I never remember my parents using the F. . . word. Not even my dad, not ever. And he was a Second World War fella. Don’t tell me those guys said it! When I see films with modern actors spouting modern dialog during that era, I immediately know the director doesn’t know his stuff. In my mind, not knowing your social history is a turn off. English film makers don’t make that mistake. At least not as often. Back to my mother and dad. Even when it was hush-hush, the-kids-won’t-hear-it dialogue, even when mother had had a martini, though not more than one, or dad would lose his temper, “it” never happened, that four letter word. Never. Even darn or damn was quite out of order. And the F… word was certainly held back, kept enthroned for the pleasure of the good act itself. Not debilitated in loose talk, diluted of its magnificence. It just didn’t belong to lesser mortal acts. How dare they, I thought, deflate it from its primal mighty place. Those plebeians, hard at work deflating the only good sin. I’ll never be one of them, never! Well . . . until I listened around and realized . . . I had started scattering these precious pearls, reversing meaning, dulling the reverence of the favorite unspoken word.

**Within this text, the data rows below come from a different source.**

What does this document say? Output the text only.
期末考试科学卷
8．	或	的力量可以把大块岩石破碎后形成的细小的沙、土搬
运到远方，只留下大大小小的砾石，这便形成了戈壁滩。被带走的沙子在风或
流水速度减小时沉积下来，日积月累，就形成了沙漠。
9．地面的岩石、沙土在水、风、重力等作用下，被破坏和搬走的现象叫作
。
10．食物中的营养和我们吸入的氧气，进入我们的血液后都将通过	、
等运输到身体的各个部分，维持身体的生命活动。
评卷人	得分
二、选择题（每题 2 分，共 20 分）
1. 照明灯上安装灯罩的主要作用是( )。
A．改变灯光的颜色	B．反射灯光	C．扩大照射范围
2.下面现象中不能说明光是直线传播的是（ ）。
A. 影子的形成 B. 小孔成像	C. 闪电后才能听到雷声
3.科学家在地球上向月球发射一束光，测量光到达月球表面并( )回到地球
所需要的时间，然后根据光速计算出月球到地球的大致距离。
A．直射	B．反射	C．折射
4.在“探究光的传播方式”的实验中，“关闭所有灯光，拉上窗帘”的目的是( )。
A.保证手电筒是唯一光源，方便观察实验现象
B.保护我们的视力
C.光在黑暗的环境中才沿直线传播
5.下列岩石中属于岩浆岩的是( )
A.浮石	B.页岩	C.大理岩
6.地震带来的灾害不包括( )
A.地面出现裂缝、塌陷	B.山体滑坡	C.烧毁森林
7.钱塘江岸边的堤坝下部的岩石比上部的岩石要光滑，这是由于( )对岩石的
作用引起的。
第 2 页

I had fallen. I was tainted like the others, pushed into saying something I didn’t mean, didn’t like hearing, and that branded me as accepting the status quo. In private conversations I began using it for the most emphatic attack, as a further thrust to my aggression. Using it in that mean, dumb way was like graffiti on the Statute of Liberty, noise pollution at the Grand Canyon. Some things I wanted kept sacred, though they no longer were. The word has become a slap in the face to our ardent values, become somebody else’s dirty language laundry. I just wanted it to mean something. Was my desired verbal primness just a virgin’s curse, a little like tidiness and cleanliness?
Should I let silence be my protest? Or do I say F . . . It and do my best to stay modern, to keep up with the rest?